La proximité du niveau de base du fleuve Congo et l’agressivité du ruissellement lors des grandes pluies équatoriales, explique la puissance de l’érosion dans un matériau meuble, et la vulnérabilité d’espaces souvent bâtis sans aucune précaution. On ne compte plus le nombre d’habitations disparues dans des ravins formés à la suite d’un orage, de rues emportées isolant des quartiers entiers, en particulier à Kinshasa, provoquant une fragmentation physique de l’espace urbain. Les défrichements inconsidérés privant les sols de la protection de la végétation menacent des pans entiers de l’espace bâti.
Les plaines marécageuses inondées en période de crue, lorsque le débit du fleuve, en moyenne 40.000 m3/s, atteint jusqu’à 75.000 m3/s, soit le maximum absolu atteint en 1961, constituent une autre limite à l’urbanisation. A Kinshasa elles s’interposent entre le fleuve et les espaces bâtis en plusieurs endroits, notamment dans la baie de Ngaliema et à l’est de l’emprise ferroviaire du CFMK où une vaste étendue marécageuse présente la forme d’un croissant. Un habitat spontané précaire tend à gagner sur ces espaces en principe non constructibles.
Récemment, dans un contexte mondial de valorisation des fronts de fleuve, un projet immobilier réalisé par une entreprise chinoise, a édifié la « Cité du fleuve », destinée à une classe moyenne aisée.
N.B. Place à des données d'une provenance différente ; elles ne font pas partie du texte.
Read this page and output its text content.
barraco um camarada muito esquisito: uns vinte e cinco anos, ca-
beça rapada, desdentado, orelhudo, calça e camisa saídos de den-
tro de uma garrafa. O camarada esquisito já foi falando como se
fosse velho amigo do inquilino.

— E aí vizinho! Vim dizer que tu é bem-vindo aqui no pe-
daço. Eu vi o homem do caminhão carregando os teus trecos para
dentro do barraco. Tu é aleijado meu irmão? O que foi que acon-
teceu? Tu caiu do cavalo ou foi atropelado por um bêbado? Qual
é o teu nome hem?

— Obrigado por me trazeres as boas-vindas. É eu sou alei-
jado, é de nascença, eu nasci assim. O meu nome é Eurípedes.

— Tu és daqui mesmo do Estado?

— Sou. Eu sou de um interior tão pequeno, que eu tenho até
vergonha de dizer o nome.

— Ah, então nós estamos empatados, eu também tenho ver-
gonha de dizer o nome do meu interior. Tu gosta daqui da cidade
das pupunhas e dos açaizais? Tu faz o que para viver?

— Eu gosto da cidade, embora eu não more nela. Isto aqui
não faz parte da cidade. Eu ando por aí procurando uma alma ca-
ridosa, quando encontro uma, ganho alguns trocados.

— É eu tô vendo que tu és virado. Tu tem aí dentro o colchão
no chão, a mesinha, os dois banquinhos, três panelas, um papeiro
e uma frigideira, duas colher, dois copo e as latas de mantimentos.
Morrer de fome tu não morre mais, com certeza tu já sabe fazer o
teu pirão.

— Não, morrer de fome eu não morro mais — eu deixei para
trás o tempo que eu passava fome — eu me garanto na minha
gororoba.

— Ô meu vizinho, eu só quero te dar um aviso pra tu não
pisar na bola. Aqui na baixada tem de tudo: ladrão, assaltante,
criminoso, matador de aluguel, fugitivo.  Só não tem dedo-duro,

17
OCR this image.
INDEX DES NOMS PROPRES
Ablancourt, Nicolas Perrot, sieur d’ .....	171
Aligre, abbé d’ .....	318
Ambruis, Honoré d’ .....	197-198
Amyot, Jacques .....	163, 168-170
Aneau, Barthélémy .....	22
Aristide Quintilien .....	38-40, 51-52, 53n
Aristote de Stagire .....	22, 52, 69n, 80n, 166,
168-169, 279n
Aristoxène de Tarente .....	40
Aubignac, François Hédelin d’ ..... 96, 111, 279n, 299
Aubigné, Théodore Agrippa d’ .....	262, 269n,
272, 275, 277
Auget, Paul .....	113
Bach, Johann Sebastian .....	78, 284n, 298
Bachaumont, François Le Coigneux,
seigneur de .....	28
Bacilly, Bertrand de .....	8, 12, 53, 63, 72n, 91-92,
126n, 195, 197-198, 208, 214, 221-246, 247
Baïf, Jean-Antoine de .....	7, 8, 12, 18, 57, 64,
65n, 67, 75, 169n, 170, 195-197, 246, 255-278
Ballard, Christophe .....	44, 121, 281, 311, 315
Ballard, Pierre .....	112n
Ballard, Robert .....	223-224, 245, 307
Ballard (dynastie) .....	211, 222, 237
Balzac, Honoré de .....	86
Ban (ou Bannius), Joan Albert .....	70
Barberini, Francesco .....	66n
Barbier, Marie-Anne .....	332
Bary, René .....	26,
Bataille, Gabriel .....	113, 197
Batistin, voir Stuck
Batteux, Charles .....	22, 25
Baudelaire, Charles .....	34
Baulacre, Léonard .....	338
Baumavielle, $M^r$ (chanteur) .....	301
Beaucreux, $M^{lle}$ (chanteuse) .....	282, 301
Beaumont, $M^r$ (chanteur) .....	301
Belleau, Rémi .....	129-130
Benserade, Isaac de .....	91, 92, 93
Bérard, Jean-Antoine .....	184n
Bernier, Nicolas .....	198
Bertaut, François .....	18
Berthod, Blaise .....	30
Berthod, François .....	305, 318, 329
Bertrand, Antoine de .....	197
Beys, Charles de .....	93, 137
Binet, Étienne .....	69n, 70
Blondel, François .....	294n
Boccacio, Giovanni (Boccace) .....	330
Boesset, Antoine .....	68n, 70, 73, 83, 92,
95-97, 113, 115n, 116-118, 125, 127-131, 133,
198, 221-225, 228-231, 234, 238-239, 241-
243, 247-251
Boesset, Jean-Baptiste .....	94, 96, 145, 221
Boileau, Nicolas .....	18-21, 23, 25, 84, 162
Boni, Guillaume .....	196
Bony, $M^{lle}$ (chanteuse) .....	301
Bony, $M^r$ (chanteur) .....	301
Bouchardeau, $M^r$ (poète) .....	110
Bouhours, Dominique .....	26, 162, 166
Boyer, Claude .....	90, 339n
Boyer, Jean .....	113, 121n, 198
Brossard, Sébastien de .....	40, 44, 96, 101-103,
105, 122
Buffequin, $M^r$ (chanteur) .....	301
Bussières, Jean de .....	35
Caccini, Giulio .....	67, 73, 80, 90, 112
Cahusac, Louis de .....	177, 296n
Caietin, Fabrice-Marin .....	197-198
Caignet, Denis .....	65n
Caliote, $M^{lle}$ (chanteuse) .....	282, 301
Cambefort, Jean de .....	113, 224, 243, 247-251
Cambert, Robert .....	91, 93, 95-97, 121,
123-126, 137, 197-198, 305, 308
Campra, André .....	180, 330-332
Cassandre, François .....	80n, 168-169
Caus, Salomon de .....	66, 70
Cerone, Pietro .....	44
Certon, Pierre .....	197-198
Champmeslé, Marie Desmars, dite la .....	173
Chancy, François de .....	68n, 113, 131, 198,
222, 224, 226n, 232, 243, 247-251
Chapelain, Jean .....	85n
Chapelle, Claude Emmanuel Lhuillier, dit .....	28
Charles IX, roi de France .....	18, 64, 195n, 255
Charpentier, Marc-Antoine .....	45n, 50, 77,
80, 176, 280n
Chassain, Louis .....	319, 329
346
On voit précisément sur l’image ce curieux appendice bâti sur la zone inondable dont il n’est pas sûr que les remblais soient suffisants élevés pour mettre cette « gated community » proche des bidonvilles de Kingabwa à l’abri des inondations.
Accumulation démographique et activités économiques : agriculture intra-urbaine, transports, industries et secteur informel
De quoi vivent la douzaine de millions d’habitants regroupés autour du Pool ? L’image donne peu d’information. Le secteur dit « informel » qui règne en maître a peu de visibilité.
Dans les deux agglomérations, en dehors des quartiers centraux et des lotissements à forte densité, la plupart des parcelles habitées sont le support d’une production agricole domestique (bananiers, manguiers, papayers, manioc ou maïs, quelques légumes) sans compter le maraîchage spécialisé. La couleur verte des périphéries urbaines traduit l’importance de cette agriculture. Lors des périodes de crise ou de guerre - 1994 et 1997 à Brazzaville, décennie du chaos à Kinshasa – 1992-2002 - l’agriculture urbaine a soutenu la résilience des populations. A Kinshasa, les bordures des voies routières se sont couvertes de manioc, de maïs, de légumes, ordures ménagères et gadoues servant de compost. Cette géographie agricole intra-urbaine est aujourd’hui encore perceptible.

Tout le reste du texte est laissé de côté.